DOPA’s real power and value will come from the way it connects disparate open data sets. The idea behind the semantic linkage is to connect sources of information that previously were not tied together, says DataMarket’s founder Hjalmar Gislason, whose company is one of the half-dozen commercial and research-oriented organizations participating in the DOPA project. DataMarket will provide the visualization technology and contribute a statistical data pool of over 125 million time-series values.

What’s the big deal about semantic linkage? “[Semantic linkage] allows, for example, geographical data to be drawn on maps because we can hook any references to countries, states or municipalities to the geographical entities that they really are,” says Gislason. “Even though they’re read from sources that have no concept of what those references really are.”

For instance, a user of the DOPA platform may search for how the financials of a given company have been performing over time. Semantically linked data can turn up not only the company’s financial information, but also its CEO and any news articles or legal documents tied to that person — without doing a keyword search. “It can bring up whatever is linked to that CEO entity through this networked web of data,” said Gislason.

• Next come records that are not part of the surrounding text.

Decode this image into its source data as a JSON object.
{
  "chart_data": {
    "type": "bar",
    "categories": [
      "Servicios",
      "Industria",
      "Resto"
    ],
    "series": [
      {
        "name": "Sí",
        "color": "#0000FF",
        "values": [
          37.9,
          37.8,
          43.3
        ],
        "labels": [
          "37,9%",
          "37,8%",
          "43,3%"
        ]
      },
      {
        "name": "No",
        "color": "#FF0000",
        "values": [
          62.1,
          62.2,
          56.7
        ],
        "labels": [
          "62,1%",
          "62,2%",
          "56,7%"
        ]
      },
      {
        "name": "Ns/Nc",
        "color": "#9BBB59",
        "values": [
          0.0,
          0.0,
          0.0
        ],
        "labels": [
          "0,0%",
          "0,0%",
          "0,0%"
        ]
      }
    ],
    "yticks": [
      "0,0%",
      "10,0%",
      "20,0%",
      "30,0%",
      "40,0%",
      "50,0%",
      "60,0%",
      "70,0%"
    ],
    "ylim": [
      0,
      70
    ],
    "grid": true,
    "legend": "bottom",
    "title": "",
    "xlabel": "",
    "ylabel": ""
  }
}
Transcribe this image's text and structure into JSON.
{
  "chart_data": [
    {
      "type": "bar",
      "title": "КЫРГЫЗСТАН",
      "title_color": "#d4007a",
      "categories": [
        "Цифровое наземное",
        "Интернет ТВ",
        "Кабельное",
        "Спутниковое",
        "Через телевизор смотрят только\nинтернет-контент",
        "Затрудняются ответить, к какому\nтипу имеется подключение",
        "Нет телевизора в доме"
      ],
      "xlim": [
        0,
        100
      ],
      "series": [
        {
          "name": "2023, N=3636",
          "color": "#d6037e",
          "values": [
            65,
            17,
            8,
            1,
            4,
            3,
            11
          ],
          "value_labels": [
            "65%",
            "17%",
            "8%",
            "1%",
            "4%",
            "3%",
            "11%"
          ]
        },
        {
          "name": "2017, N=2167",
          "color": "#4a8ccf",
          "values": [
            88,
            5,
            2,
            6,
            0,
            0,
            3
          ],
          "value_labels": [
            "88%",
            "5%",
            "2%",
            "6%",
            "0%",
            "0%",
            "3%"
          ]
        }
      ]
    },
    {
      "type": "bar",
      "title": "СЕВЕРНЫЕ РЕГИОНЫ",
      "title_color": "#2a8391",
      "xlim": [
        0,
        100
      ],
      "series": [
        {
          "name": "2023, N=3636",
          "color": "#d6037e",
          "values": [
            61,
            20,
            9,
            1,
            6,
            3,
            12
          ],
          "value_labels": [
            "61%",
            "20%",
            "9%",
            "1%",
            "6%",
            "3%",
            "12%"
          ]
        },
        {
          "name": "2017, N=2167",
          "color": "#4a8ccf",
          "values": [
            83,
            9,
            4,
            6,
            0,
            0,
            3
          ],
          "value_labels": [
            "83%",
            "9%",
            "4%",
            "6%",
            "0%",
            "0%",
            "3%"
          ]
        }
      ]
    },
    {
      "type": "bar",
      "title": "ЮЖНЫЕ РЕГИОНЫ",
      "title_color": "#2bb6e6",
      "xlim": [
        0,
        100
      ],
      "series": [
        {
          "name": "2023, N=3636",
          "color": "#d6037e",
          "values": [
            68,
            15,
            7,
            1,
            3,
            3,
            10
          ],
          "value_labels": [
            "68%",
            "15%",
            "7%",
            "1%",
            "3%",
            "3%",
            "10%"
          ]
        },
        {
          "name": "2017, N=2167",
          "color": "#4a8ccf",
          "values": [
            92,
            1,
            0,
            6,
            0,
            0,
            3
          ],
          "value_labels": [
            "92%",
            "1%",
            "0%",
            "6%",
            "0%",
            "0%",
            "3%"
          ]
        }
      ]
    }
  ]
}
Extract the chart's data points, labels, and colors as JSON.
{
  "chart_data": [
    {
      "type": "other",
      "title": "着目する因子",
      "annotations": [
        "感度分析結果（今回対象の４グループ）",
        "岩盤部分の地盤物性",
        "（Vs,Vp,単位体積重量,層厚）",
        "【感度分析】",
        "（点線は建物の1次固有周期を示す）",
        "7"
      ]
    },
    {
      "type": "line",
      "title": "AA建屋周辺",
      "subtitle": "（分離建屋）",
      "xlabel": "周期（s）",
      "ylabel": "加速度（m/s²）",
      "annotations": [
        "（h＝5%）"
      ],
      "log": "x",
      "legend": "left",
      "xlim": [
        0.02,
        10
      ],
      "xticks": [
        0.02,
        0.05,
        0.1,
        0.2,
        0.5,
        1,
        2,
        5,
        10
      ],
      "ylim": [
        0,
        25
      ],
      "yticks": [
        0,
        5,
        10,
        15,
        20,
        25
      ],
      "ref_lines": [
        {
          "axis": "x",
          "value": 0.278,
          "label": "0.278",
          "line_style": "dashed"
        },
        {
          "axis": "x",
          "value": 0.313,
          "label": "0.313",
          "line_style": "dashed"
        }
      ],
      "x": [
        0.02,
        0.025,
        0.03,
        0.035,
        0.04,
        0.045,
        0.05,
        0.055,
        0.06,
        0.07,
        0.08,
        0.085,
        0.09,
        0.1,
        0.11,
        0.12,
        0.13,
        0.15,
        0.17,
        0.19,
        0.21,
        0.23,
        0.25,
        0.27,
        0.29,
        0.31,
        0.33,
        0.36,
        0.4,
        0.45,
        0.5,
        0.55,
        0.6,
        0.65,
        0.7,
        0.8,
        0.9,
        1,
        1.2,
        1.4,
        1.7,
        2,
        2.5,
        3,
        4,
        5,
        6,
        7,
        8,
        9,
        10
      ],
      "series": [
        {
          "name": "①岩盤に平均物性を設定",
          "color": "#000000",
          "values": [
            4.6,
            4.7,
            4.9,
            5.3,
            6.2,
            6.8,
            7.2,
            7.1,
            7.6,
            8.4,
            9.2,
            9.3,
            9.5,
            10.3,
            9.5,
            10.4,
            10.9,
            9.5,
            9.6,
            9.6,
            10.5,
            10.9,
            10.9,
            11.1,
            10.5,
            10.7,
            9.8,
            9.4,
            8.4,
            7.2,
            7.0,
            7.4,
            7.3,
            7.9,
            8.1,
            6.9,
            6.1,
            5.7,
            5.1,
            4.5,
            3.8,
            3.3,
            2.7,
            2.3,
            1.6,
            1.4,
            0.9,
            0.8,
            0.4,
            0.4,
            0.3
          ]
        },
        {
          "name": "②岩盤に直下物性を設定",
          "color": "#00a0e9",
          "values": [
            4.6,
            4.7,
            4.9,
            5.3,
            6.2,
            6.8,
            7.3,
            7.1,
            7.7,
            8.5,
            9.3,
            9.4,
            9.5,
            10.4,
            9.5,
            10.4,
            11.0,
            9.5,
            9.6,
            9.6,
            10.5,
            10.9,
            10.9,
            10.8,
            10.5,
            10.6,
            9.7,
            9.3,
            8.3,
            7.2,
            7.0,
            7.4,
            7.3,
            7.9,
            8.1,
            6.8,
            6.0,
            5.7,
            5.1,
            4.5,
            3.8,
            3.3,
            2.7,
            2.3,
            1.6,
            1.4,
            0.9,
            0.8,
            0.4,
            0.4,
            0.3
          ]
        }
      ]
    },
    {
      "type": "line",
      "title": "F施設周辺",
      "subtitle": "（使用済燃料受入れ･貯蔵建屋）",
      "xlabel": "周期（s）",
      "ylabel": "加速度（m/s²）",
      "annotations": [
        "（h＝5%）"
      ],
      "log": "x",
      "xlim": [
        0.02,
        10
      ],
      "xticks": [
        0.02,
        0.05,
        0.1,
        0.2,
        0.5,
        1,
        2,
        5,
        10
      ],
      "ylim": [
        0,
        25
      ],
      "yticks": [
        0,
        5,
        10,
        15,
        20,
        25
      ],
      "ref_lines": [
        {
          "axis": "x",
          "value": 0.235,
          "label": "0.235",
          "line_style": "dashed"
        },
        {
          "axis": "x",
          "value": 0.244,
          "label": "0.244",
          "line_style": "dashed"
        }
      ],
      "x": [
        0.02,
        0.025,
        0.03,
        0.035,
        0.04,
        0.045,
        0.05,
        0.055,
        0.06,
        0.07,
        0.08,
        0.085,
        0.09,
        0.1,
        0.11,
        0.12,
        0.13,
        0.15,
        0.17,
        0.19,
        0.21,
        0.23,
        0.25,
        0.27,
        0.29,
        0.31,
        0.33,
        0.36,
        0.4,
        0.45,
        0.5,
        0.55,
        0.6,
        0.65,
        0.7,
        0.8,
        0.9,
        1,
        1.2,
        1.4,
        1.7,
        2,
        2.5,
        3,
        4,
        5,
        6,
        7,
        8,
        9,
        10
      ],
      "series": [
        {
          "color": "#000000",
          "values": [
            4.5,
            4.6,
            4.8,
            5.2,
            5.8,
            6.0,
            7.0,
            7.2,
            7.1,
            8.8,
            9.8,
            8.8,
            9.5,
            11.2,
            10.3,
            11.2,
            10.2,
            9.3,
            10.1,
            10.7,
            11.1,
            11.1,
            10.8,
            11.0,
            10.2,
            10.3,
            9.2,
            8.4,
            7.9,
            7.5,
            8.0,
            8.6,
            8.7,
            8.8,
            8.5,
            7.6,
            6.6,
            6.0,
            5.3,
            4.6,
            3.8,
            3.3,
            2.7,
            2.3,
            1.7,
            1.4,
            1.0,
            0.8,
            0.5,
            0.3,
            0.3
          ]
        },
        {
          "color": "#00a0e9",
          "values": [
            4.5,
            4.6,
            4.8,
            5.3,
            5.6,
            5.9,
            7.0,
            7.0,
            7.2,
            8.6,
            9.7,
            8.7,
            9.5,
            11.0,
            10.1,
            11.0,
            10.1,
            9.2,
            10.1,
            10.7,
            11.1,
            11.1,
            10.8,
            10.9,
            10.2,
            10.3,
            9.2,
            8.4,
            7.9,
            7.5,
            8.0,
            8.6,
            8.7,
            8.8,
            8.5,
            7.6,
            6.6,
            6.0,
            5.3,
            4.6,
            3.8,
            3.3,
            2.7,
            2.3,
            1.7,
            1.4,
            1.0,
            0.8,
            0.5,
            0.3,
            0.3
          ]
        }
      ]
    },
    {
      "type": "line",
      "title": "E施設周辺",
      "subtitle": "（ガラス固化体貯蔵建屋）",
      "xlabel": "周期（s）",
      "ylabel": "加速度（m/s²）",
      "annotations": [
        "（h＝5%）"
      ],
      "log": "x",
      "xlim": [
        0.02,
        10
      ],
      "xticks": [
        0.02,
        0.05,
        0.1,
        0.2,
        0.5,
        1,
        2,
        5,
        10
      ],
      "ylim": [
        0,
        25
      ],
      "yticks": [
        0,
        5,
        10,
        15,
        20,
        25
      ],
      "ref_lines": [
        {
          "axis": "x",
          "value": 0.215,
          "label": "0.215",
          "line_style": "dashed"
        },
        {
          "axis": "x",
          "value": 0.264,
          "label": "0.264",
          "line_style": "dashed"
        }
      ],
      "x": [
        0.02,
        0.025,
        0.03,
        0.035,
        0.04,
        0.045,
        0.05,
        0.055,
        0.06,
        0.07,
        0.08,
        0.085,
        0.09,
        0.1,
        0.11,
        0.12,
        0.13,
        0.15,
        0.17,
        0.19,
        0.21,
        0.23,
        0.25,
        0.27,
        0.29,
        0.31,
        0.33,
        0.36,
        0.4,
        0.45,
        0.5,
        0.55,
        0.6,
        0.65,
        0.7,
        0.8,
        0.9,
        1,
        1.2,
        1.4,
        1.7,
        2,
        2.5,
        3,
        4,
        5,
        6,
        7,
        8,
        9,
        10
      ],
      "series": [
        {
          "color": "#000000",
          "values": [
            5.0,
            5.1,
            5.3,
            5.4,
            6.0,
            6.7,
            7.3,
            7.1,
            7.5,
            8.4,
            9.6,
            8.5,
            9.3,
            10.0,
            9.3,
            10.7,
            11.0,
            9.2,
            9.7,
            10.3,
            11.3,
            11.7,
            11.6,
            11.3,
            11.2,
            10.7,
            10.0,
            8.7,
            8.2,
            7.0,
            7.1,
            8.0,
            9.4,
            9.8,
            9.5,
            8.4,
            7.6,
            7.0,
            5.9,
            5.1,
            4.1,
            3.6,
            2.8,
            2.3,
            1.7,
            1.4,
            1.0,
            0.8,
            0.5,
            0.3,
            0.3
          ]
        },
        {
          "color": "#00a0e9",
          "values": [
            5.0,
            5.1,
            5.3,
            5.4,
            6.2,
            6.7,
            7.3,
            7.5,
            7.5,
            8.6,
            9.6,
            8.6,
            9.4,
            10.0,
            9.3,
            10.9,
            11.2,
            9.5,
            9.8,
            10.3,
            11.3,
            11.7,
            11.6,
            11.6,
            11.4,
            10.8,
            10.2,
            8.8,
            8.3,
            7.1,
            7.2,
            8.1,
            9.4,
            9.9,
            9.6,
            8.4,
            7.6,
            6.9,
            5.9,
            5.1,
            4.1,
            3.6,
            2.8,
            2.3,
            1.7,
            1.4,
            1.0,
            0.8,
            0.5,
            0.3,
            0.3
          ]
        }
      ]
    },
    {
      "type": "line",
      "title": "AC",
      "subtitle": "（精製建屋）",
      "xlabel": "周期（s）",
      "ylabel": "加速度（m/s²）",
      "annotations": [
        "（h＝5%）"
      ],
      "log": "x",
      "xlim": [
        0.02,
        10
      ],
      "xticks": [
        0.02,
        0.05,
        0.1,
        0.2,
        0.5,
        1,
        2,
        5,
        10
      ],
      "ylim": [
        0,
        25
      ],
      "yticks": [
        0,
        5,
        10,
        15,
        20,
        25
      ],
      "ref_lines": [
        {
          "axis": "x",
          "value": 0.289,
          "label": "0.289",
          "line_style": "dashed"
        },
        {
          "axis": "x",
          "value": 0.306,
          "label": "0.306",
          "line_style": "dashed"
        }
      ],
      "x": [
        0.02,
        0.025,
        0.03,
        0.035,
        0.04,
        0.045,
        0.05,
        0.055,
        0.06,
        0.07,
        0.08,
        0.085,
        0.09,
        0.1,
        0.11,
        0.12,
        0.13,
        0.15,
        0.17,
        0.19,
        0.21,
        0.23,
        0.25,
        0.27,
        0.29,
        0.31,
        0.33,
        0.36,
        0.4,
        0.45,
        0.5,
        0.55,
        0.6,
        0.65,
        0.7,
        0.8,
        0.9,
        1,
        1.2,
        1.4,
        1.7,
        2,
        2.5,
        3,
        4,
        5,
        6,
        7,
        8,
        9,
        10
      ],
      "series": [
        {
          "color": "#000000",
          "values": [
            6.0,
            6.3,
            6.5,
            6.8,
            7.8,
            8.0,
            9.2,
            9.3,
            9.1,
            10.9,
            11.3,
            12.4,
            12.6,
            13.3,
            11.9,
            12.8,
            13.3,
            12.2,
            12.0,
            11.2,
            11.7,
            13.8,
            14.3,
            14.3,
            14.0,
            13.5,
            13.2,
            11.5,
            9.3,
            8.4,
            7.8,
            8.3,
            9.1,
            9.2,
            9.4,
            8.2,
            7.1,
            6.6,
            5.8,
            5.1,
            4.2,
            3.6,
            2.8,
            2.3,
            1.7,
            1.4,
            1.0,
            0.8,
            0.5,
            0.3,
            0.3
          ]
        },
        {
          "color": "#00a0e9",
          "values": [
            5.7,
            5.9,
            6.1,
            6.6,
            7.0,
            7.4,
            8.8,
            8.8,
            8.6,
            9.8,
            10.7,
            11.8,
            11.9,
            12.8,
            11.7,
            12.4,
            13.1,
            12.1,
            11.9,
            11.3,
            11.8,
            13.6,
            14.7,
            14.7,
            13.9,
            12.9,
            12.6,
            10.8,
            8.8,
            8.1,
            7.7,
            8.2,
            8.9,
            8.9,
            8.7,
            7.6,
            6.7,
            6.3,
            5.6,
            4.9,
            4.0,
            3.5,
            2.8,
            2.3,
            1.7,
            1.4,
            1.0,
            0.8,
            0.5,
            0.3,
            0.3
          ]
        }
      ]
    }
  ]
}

According to Gislason, DataMarket has started adding semantics to common statistical data sets — geographical areas, measurement units, currencies, gender and age groups. DataMarket, along with DOPA’s other partners — VICO Research, OKKAM SRL, AMI Software, Internet Memory Research and TU Berlin — will commercialize products and services that span a gamut of capabilities, from connecting social data to visualizing statistical data.

The EU is not alone in its efforts to link open data. Tim Berners-Lee (@timberners_lee), director of the World Wide Web Consortium (W3C) — and the inventor of the World Wide Web — has long been a proponent of linking open data. In fact, W3C is working on something called the Semantic Web. According to its website:

W3C is helping to build a technology stack to support a “Web of data,” the sort of data you find in databases. The ultimate goal of the Web of data is to enable computers to do more useful work and to develop systems that can support trusted interactions over the network. The term “Semantic Web” refers to W3C’s vision of the Web of linked data. Semantic Web technologies enable people to create data stores on the Web, build vocabularies, and write rules for handling data.

There is also a focus on open data this side of the pond. In May, President Obama signed an Executive Order making data created by governmental organizations more accessible to the public and to entrepreneurs. The goal: fuel innovation and economic growth.

Efforts to use public data to achieve such goals are not new. In 1983, President Ronald Reagan made GPS data publicly available. By 1989, Magellan, a U.S. company, commercialized the first portable GPS system, paving the way for Google and Apple maps and much of the world’s use of turn-by-turn navigation.

For those interested in semantically linked financial and economic data, there is still a bit of a wait. A two-year project, DOPA is expected to be complete in June 2014, when the first commercial products are scheduled to be available.